News

Meetinghouse Fills the Hole Memphis Taproom Left in Our Hearts

After a surprise opening on Thursday, Meetinghouse breathes new life into the Kensington space that has served as a neighborhood bar since 1935.


meetinghouse

The bar is full at Meetinghouse one day after their surprise opening. / Photography by Kae Lani Palmisano

When Memphis Taproom closed, it felt like the end of an era. It’s sad news when any long-standing neighborhood institution closes. Sure, it is the natural order of things. Nothing lasts forever. But in a city where the neighborhood bar scene is slowly evaporating, having a chill, come-as-you-are hangout to casually gather with friends is getting more difficult to come by. Neighborhood bars are where memories are made, where we celebrate life’s big and small moments, and toast to our milestones. Losing a neighborhood bar is like losing an extension of your home — that approachable, welcoming common area that everyone agrees is a solid place to have good beer with good company.

Enter Meetinghouse, the new bar and beer brand that has taken over the corner of East Cumberland and Memphis streets where for 15 years, Memphis Taproom served locals great pub food and an impressive array of craft beers. Even before Memphis Taproom, this corner has served as a local watering hole. According to a neighbor who recently shared photos with the new owners, her great-uncle opened a bar at this location in 1935, thus creating a space that became a pillar to generations of Kensington residents.

Meetinghouse’s four co-owners are excited to carry on this legacy and, judging by their collective industry experiences and personal connections to the bar itself, they’re up to the task. Keith Shore was the art director for Mikkeller Brewing Company and used to host pop-ups at Memphis Taproom where he’d sell prints of his artwork. The brewer, Colin McFadden, who lives in the neighborhood and is friends the previous owners was a former head brewer for Tired Hands. Marty West, who gracefully works his way around the room, greeting guests and bringing food out from the kitchen, was the former director of operations at Tired Hands. And running a simple yet flavorful menu is chef Drew DiTomo, formerly the chef de cuisine of Amis.

“Morning Swim is a Pale Beer” next to tile artwork by Keith Shore

“[Memphis Taproom] was a bar that we always loved,” said Shore. “Our intentions were to open up a brewery, and then we heard about this, and we were like, you know what, this seems right. It just felt like the right thing to do.”

As the name “Meetinghouse” implies, the focus of the bar is to meet up with people, which locals eagerly did on Thursday evening after a surprise announcement on Instagram. According to Shore, they were swamped the first night. The same goes for Friday evening when my husband and I popped in. We thought we’d beat the rush by getting there around 4 p.m., right when they opened their doors. But we weren’t even the first ones there, and within 30 minutes it was packed with an eclectic crowd standing around the bar. There were parents with children, older couples, hip twentysomethings, construction workers who just ended their shift, and me, a very pregnant woman (don’t worry – I wasn’t drinking) sitting with her husband in the same stools we sat in eight years ago on the date where we both decided that this little relationship of ours was going somewhere.

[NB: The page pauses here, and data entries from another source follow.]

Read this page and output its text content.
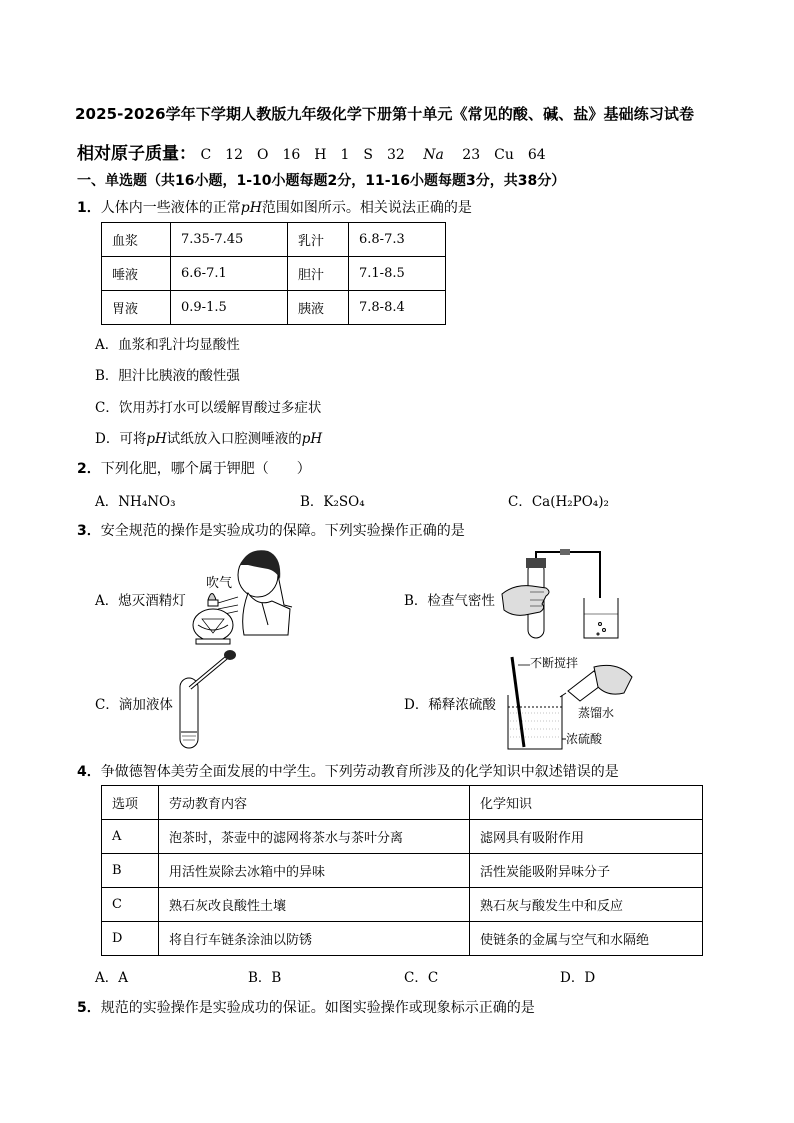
2025-2026学年下学期人教版九年级化学下册第十单元《常见的酸、碱、盐》基础练习试卷
相对原子质量： C　12　O　16　H　1　S　32　 Na 　23　Cu　64
一、单选题（共16小题，1-10小题每题2分，11-16小题每题3分，共38分）
1．人体内一些液体的正常pH范围如图所示。相关说法正确的是
血浆	7.35-7.45	乳汁	6.8-7.3
唾液	6.6-7.1	胆汁	7.1-8.5
胃液	0.9-1.5	胰液	7.8-8.4
A．血浆和乳汁均显酸性
B．胆汁比胰液的酸性强
C．饮用苏打水可以缓解胃酸过多症状
D．可将pH试纸放入口腔测唾液的pH
2．下列化肥，哪个属于钾肥（　　）
A．NH₄NO₃	B．K₂SO₄	C．Ca(H₂PO₄)₂
3．安全规范的操作是实验成功的保障。下列实验操作正确的是
A．熄灭酒精灯	B．检查气密性
C．滴加液体	D．稀释浓硫酸
吹气
不断搅拌
蒸馏水
浓硫酸
4．争做德智体美劳全面发展的中学生。下列劳动教育所涉及的化学知识中叙述错误的是
选项	劳动教育内容	化学知识
A	泡茶时，茶壶中的滤网将茶水与茶叶分离	滤网具有吸附作用
B	用活性炭除去冰箱中的异味	活性炭能吸附异味分子
C	熟石灰改良酸性土壤	熟石灰与酸发生中和反应
D	将自行车链条涂油以防锈	使链条的金属与空气和水隔绝
A．A	B．B	C．C	D．D
5．规范的实验操作是实验成功的保证。如图实验操作或现象标示正确的是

The menu is all about simplicity but is still well executed. There are a few heftier plates, like the grilled pork steak and the broiled fish with a white wine sauce. But we went with the classic turkey club, made with a generous helping of turkey meat, smokey bacon, lettuce and mayo; and the “bikini,” their vegan pressed sandwich with garlicky greens and cauliflower.

Meetinghouse’s turkey club

The beer menu echos that simplistic theme. “They’re all just meant to be straightforward, relatively uncomplicated, familiar and repeatable,” said McFadden, describing the three beers under the new Meetinghouse label. There’s “Morning Swim is a Pale Beer,” “Living Thing is a Dark Beer,” and “Mount Pleasant is a Hoppy Beer,” brewed offsite at Tonewood Brewing in Barrington, New Jersey. “A friend of mine used the term ‘social beers,’ like beers that you just drink while you’re hanging out with people, and the experience isn’t necessarily about the beer being the focus,” said McFadden.

From the stained glass above the door to the tiles affixed the walls, Shore’s artwork is incorporated into the architecture of the bar. The blue and white clock-face characters carrying candles add character to the space, yet it all fits within the simple vibe that Meetinghouse is going for. And just like his old art pop-ups from back in the day, there’s a counter in the back where you can buy merchandise with Shore’s artwork, including the blue tiles you’ll find throughout the bar. It’s also where you can grab beer cans to go.

Keith Shore behind the merch counter selling artwork and beer cans to go

“This bar holds a really special place for us,” says Shore. “It’s a neighborhood bar that has been here for almost 100 years, and that’s very special.” Judging by the fact that it’s a full house at 5 p.m. with people still piling in, it’s a very special place to the neighborhood as well.